The core issue in the appeal was whether the Commissioner of Income Tax (Appeals) [CIT(A)] was justified in confirming the addition of ?55,42,00,000 made by the Assessing Officer (AO) on account of share capital, which was treated as unexplained cash credit under Section 68 of the Income Tax Act, 1961.

Facts of the Case:
During the assessment proceedings, the AO observed that the assessee had received share capital of ?55,42,00,000, which included a share premium of ?53,15,29,000 at ?1990 per share for 2,67,100 shares issued to 19 different Private Limited Companies. The AO noted that the appellant had no business activity, it was its first year of operation, and had declared a net income of only ?1923. Despite this, shares were issued at a high premium. The AO made several observations:
- The shareholder companies and companies from whom some shareholder companies had received money had common addresses and directors.
- The companies had nominal activities, fixed assets, and declared nominal income. The immediate source of investment was the sales proceeds of shares of similar companies.
- The assessee company had no fixed assets, and the closing bank balance was ?88,160. Almost the entire funds raised as share capital were invested in unquoted shares of private limited companies, indicating a lack of profit motive.
- Verification of the bank account revealed that it was opened around the same time as when the share capital was received, with sums deposited being immediately withdrawn.

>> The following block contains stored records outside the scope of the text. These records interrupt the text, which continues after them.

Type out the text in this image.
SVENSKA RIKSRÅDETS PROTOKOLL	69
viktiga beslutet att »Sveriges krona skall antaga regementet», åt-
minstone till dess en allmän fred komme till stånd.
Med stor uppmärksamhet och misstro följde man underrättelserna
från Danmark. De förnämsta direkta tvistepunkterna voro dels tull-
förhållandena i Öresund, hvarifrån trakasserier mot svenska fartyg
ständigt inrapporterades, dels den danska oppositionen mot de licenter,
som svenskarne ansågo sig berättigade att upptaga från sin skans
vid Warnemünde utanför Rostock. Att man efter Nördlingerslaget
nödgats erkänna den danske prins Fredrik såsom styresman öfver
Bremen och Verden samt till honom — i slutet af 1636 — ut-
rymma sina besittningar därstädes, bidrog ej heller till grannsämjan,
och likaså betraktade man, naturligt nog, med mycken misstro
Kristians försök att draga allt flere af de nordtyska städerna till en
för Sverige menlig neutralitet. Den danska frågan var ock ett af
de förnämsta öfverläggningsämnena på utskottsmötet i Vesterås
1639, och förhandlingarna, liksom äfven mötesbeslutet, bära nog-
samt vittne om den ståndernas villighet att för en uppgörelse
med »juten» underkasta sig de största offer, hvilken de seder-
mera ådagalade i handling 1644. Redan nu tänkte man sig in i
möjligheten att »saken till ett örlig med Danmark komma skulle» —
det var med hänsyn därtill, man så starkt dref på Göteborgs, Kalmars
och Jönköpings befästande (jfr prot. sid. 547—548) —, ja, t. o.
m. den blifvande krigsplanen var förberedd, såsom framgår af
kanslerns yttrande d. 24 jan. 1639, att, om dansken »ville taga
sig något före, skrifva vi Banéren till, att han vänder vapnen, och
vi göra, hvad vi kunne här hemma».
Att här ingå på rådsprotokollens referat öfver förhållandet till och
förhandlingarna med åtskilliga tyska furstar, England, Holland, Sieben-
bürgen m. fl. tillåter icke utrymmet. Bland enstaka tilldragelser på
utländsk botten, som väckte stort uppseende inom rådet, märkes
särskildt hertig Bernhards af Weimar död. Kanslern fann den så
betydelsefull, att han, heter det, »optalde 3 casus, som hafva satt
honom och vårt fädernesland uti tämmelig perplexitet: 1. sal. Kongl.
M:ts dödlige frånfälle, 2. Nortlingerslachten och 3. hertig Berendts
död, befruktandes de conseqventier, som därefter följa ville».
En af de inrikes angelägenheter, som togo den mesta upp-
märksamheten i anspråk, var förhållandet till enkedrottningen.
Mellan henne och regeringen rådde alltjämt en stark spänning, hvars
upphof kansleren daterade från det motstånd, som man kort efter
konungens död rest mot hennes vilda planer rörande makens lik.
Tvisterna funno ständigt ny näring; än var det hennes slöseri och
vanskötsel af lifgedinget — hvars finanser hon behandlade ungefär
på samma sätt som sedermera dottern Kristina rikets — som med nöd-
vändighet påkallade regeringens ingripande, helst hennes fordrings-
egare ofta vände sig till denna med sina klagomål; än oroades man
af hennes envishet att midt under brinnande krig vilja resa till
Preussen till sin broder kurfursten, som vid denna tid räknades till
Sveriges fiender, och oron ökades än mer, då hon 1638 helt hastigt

The AO issued summons to the directors of the assessee company and the shareholder companies to examine the identity, creditworthiness, and genuineness of the transactions. However, there was no compliance from either the assessee company or the investor companies.

Arguments by the Assessee:
The assessee argued that the AO had not made an independent inquiry to disprove the claim despite having all relevant documents. The assessee contended that the AO passed the order in a mechanical manner without giving sufficient opportunity for representation. The assessee requested the matter be restored to the AO for fresh consideration.

Tribunal's Observations:
The Tribunal reviewed the materials on record and referred to judgments in similar cases, including ITO vs Nilkanth Finbuild Ltd and M/s Sriram Tie up Pvt. Ltd. vs ITO. The Tribunal noted that in similar cases, it was held that if the identity of the shareholder is established, no addition can be made in the assessee's hands, and the assessee is not required to show the source of shareholders' funds. The Tribunal also referred to the case of M/s Sukanya Merchandise Pvt. Ltd. vs ITO, where a similar issue was restored to the AO for fresh assessment due to lack of opportunity for the assessee to present evidence.

Conclusion:
The Tribunal, following the judgments in similar cases, set aside the order of the CIT(A) and restored the matter to the AO for de novo assessment. The AO was directed to give the assessee a reasonable opportunity of hearing and to consider the entire evidence already placed before the authorities as well as any additional documentary evidence the assessee may choose to file.

Result:
The appeal of the assessee was allowed for statistical purposes, and the matter was remanded back to the AO for fresh consideration.

Order Pronounced:
The order was pronounced in the Court on 01.06.2018.